Неожиданно откуда-то справа легкий ветерок принес шепот. Говорили по-русски, и говорили свои, русские: таджики, хорошо знающие русский язык, так говорить не могут – все равно обозначится акцент. Панков вложил два пальца в рот, коротко свистнул.
В ответ раздались три коротких свистка.
– Пошли, – сказал Панков, поднимаясь с камней, – все нормально.
– А где же душманы? – повторил свой вопрос Рожков. – Чего не сидят у нас на хвосте?
– Душки сейчас на заставе. Грабят. Потому они и не преследуют нас – осматривают, чего можно унести с собой. А когда насмотрятся – кинутся вслед.
Капитан легко перепрыгнул через дувал, увидел лежащих во дворе солдат, прокопченных, грязных, измазанных сажей и пороховым отгаром. Половина солдат была перевязана, Панков от досады даже крякнул – думал, что поцарапанных гораздо меньше.
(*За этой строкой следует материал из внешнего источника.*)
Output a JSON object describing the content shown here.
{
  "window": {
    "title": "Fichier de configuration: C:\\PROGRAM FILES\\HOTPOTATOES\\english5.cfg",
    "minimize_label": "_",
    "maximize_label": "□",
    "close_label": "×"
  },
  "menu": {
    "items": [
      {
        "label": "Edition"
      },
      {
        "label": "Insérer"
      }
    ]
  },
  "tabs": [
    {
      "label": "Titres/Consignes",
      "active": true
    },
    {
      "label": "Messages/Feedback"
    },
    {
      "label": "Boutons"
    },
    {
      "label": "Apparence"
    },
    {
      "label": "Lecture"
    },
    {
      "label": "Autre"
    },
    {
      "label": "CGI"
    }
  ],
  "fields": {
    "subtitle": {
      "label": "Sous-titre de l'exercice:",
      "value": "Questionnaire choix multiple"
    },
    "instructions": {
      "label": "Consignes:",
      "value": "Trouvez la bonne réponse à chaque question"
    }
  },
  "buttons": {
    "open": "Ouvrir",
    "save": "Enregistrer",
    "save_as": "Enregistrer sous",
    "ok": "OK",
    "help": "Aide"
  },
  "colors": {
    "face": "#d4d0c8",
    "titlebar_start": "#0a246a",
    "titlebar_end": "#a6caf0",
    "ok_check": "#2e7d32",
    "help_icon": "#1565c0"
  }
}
Когда снимались с места, их точно было меньше… Бобровский поднялся, подошел к капитану.
– Ну что?
– Это был он… Грицук твой, – помедлив, ответил Панков, горько, с болью вздохнул. – Несчастный человек!
Бобровский повесил голову: это его люди погибли, он за них в ответе, – да ладно бы только перед начальством – в ответе перед родными, за Взрывпакета – перед его матерью, за Грицука – перед его дочкой. А отвечать перед родными – это куда тяжелее, чем докладывать о потерях какому-нибудь генералу. Он сцепил зубы, вытянул перед собой огромные толстопалые волосатые руки. Драный камуфляж затрещал на нем.